Remote Execution¶

lmprobe supports remote execution via nnsight and NDIF (National Deep Inference Fabric), allowing you to probe large models without local GPU resources.

US-only access

NDIF currently restricts access to US-based users. Remote functionality has not been fully integration-tested. See known considerations.

Setup¶

Install the nnsight extra:

pip install lmprobe[nnsight]

Set your API key:

export NDIF_API_KEY="your-api-key-here"

Basic usage¶

from lmprobe import Probe

probe = Probe(
    model="meta-llama/Llama-3.1-70B-Instruct",
    layers="middle",
    backend="nnsight",
    remote=True,
)

probe.fit(positive_prompts, negative_prompts)
predictions = probe.predict(test_prompts)

Per-call remote override¶

You can set remote at the probe level but override it per call. A common pattern: extract activations remotely during training (large model), then run inference locally on a smaller model or cached activations:

probe = Probe(
    model="meta-llama/Llama-3.1-70B-Instruct",
    backend="nnsight",
    remote=True,
    layers=20,
)

probe.fit(positive_prompts, negative_prompts)  # extracts remotely

# Predict locally (uses cached activations if already computed)
predictions = probe.predict(new_prompts, remote=False)

Caching with remote execution¶

Activations extracted remotely are cached locally using the same cache system as local execution. This means:

Re-running fit() or predict() with the same prompts hits the local cache
Remote calls happen only for new/uncached prompts
You can warm up the cache before a deadline:

probe.warmup(test_prompts, batch_size=4)  # cache everything remotely upfront
predictions = probe.predict(test_prompts)  # now runs fully from cache

Known considerations¶

Remote execution returns nnsight proxy tensors rather than direct tensors. lmprobe handles this via hasattr(act, "value") checks in extraction.py.
Network latency affects batch processing.
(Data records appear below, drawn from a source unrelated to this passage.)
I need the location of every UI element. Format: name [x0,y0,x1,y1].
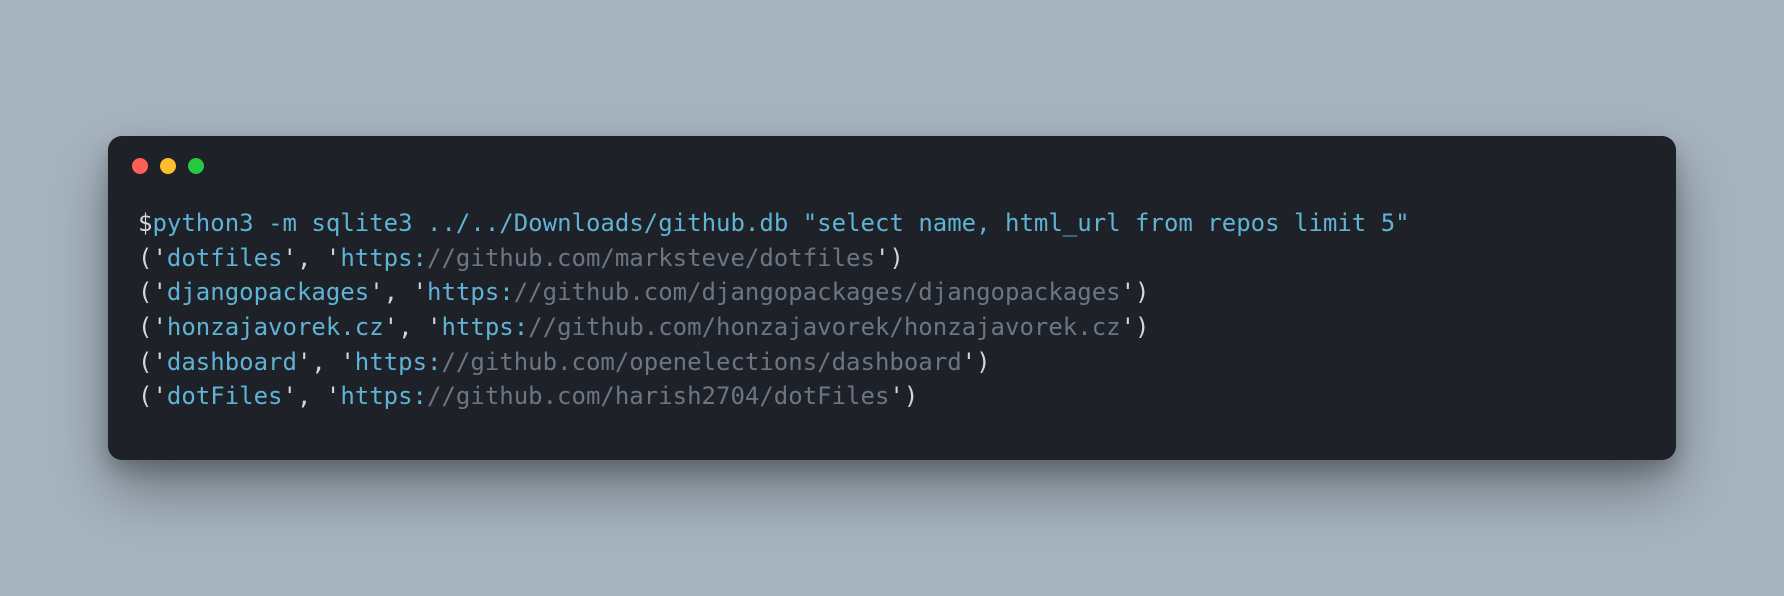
zoom-icon[interactable] [188,158,204,174]
minimize-icon[interactable] [160,158,176,174]
quote: ' [1121,278,1135,306]
url-scheme: https: [340,244,427,272]
comma: , [297,244,326,272]
url-scheme: https: [355,348,442,376]
url-scheme: https: [441,313,528,341]
close-paren: ) [904,382,918,410]
sql-query: "select name, html_url from repos limit … [803,209,1410,237]
quote: ' [326,244,340,272]
close-paren: ) [976,348,990,376]
output-row: ('dotfiles', 'https://github.com/markste… [138,241,1646,276]
quote: ' [297,348,311,376]
output-row: ('dotFiles', 'https://github.com/harish2… [138,379,1646,414]
open-paren: ( [138,278,152,306]
close-paren: ) [1135,313,1149,341]
output-row: ('dashboard', 'https://github.com/openel… [138,345,1646,380]
url-path: //github.com/djangopackages/djangopackag… [514,278,1121,306]
url-path: //github.com/marksteve/dotfiles [427,244,875,272]
quote: ' [1121,313,1135,341]
quote: ' [413,278,427,306]
quote: ' [152,313,166,341]
quote: ' [326,382,340,410]
output-row: ('honzajavorek.cz', 'https://github.com/… [138,310,1646,345]
quote: ' [889,382,903,410]
command-flag: -m [268,209,297,237]
open-paren: ( [138,244,152,272]
quote: ' [340,348,354,376]
repo-name: djangopackages [167,278,369,306]
repo-name: dotFiles [167,382,283,410]
prompt-symbol: $ [138,209,152,237]
quote: ' [283,244,297,272]
open-paren: ( [138,382,152,410]
open-paren: ( [138,313,152,341]
url-path: //github.com/openelections/dashboard [441,348,961,376]
quote: ' [152,382,166,410]
repo-name: dotfiles [167,244,283,272]
url-path: //github.com/harish2704/dotFiles [427,382,889,410]
quote: ' [875,244,889,272]
quote: ' [152,278,166,306]
close-paren: ) [1135,278,1149,306]
close-paren: ) [889,244,903,272]
url-scheme: https: [340,382,427,410]
command-name: python3 [152,209,253,237]
comma: , [384,278,413,306]
quote: ' [384,313,398,341]
url-scheme: https: [427,278,514,306]
close-icon[interactable] [132,158,148,174]
quote: ' [283,382,297,410]
quote: ' [152,348,166,376]
quote: ' [152,244,166,272]
command-module: sqlite3 [311,209,412,237]
command-line: $python3 -m sqlite3 ../../Downloads/gith… [138,206,1646,241]
quote: ' [369,278,383,306]
comma: , [311,348,340,376]
output-row: ('djangopackages', 'https://github.com/d… [138,275,1646,310]
comma: , [297,382,326,410]
quote: ' [962,348,976,376]
open-paren: ( [138,348,152,376]
quote: ' [427,313,441,341]
terminal-output[interactable]: $python3 -m sqlite3 ../../Downloads/gith… [108,174,1676,431]
db-path: ../../Downloads/github.db [427,209,788,237]
url-path: //github.com/honzajavorek/honzajavorek.c… [528,313,1120,341]
window-titlebar [108,136,1676,174]
terminal-window: $python3 -m sqlite3 ../../Downloads/gith… [108,136,1676,459]
repo-name: honzajavorek.cz [167,313,384,341]
comma: , [398,313,427,341]
repo-name: dashboard [167,348,297,376]
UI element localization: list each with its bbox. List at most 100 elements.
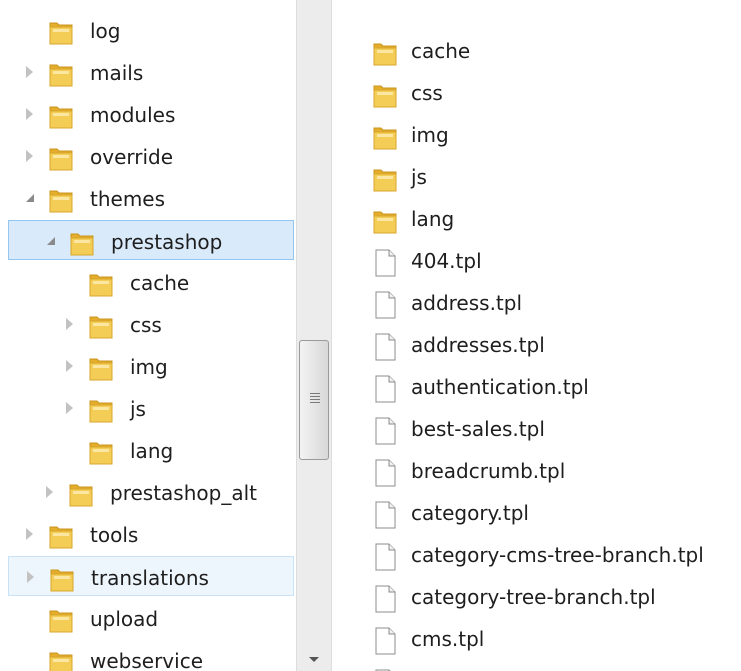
tree-item-label: tools [90, 523, 139, 547]
scroll-down-arrow-icon[interactable] [309, 657, 319, 662]
file-name: cms.tpl [411, 627, 485, 651]
tree-item-webservice[interactable]: webservice [8, 640, 294, 671]
collapsed-arrow-icon[interactable] [66, 402, 73, 414]
folder-list-item[interactable]: lang [332, 198, 741, 238]
file-name: js [411, 165, 427, 189]
tree-item-label: cache [130, 271, 190, 295]
folder-icon [48, 18, 74, 46]
expand-arrow-icon[interactable] [47, 237, 55, 245]
folder-icon [48, 522, 74, 550]
tree-item-label: img [130, 355, 168, 379]
file-icon [372, 459, 398, 487]
collapsed-arrow-icon[interactable] [26, 150, 33, 162]
file-icon [372, 417, 398, 445]
tree-item-label: css [130, 313, 162, 337]
tree-item-prestashop[interactable]: prestashop [8, 220, 294, 260]
tree-item-mails[interactable]: mails [8, 52, 294, 92]
folder-icon [88, 354, 114, 382]
tree-item-prestashop-alt[interactable]: prestashop_alt [8, 472, 294, 512]
folder-icon [48, 60, 74, 88]
tree-item-label: override [90, 145, 174, 169]
file-name: category-tree-branch.tpl [411, 585, 656, 609]
folder-icon [68, 480, 94, 508]
tree-item-css[interactable]: css [8, 304, 294, 344]
file-list-item[interactable]: 404.tpl [332, 240, 741, 280]
file-name: authentication.tpl [411, 375, 589, 399]
tree-item-label: log [90, 19, 121, 43]
tree-item-label: lang [130, 439, 174, 463]
collapsed-arrow-icon[interactable] [26, 66, 33, 78]
file-list-item[interactable] [332, 660, 741, 671]
grip-icon [310, 393, 320, 403]
expand-arrow-icon[interactable] [26, 194, 34, 202]
scrollbar-thumb[interactable] [299, 340, 329, 460]
tree-item-label: prestashop [111, 230, 223, 254]
folder-icon [372, 81, 398, 109]
folder-icon [88, 270, 114, 298]
tree-item-themes[interactable]: themes [8, 178, 294, 218]
vertical-scrollbar[interactable] [296, 0, 332, 671]
file-list-item[interactable]: best-sales.tpl [332, 408, 741, 448]
file-list-item[interactable]: category.tpl [332, 492, 741, 532]
collapsed-arrow-icon[interactable] [66, 360, 73, 372]
file-name: best-sales.tpl [411, 417, 545, 441]
file-icon [372, 627, 398, 655]
file-list-pane[interactable]: cache css img js lang 404.tpl address.tpl addre… [332, 0, 741, 671]
tree-item-label: prestashop_alt [110, 481, 257, 505]
tree-item-translations[interactable]: translations [8, 556, 294, 596]
file-list-item[interactable]: addresses.tpl [332, 324, 741, 364]
file-icon [372, 249, 398, 277]
file-name: 404.tpl [411, 249, 482, 273]
file-name: cache [411, 39, 471, 63]
folder-list-item[interactable]: js [332, 156, 741, 196]
folder-icon [88, 438, 114, 466]
folder-icon [48, 648, 74, 671]
folder-list-item[interactable]: img [332, 114, 741, 154]
collapsed-arrow-icon[interactable] [66, 318, 73, 330]
tree-item-label: js [130, 397, 146, 421]
tree-item-js[interactable]: js [8, 388, 294, 428]
tree-item-upload[interactable]: upload [8, 598, 294, 638]
collapsed-arrow-icon[interactable] [46, 486, 53, 498]
tree-item-label: translations [91, 566, 209, 590]
file-list-item[interactable]: category-tree-branch.tpl [332, 576, 741, 616]
file-list-item[interactable]: authentication.tpl [332, 366, 741, 406]
folder-icon [69, 229, 95, 257]
file-icon [372, 333, 398, 361]
file-icon [372, 375, 398, 403]
tree-item-cache[interactable]: cache [8, 262, 294, 302]
collapsed-arrow-icon[interactable] [27, 571, 34, 583]
tree-item-label: themes [90, 187, 166, 211]
folder-icon [48, 144, 74, 172]
tree-item-log[interactable]: log [8, 10, 294, 50]
file-name: breadcrumb.tpl [411, 459, 566, 483]
tree-item-tools[interactable]: tools [8, 514, 294, 554]
file-list-item[interactable]: breadcrumb.tpl [332, 450, 741, 490]
folder-list-item[interactable]: css [332, 72, 741, 112]
file-list-item[interactable]: cms.tpl [332, 618, 741, 658]
folder-icon [49, 565, 75, 593]
file-name: lang [411, 207, 455, 231]
collapsed-arrow-icon[interactable] [26, 528, 33, 540]
tree-item-label: modules [90, 103, 176, 127]
tree-item-modules[interactable]: modules [8, 94, 294, 134]
folder-icon [88, 396, 114, 424]
file-list-item[interactable]: address.tpl [332, 282, 741, 322]
file-name: address.tpl [411, 291, 523, 315]
folder-icon [48, 606, 74, 634]
file-list-item[interactable]: category-cms-tree-branch.tpl [332, 534, 741, 574]
folder-icon [48, 102, 74, 130]
file-name: img [411, 123, 449, 147]
folder-icon [372, 165, 398, 193]
collapsed-arrow-icon[interactable] [26, 108, 33, 120]
tree-item-label: webservice [90, 649, 203, 671]
tree-item-img[interactable]: img [8, 346, 294, 386]
folder-tree-pane[interactable]: log mails modules override themes prestashop c… [0, 0, 296, 671]
folder-icon [88, 312, 114, 340]
tree-item-override[interactable]: override [8, 136, 294, 176]
tree-item-lang[interactable]: lang [8, 430, 294, 470]
folder-icon [372, 39, 398, 67]
tree-item-label: upload [90, 607, 159, 631]
file-name: category.tpl [411, 501, 529, 525]
folder-list-item[interactable]: cache [332, 30, 741, 70]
Use smaller batch_size for remote calls.
Error handling for missing/invalid API keys raises an informative exception before any network calls are made.

Backend parameter¶

The backend parameter controls the extraction engine:

Value	Description
`"local"`	HuggingFace Transformers (default)
`"nnsight"`	nnsight / NDIF remote execution

remote=True requires backend="nnsight". Setting remote=True with backend="local" will raise an error.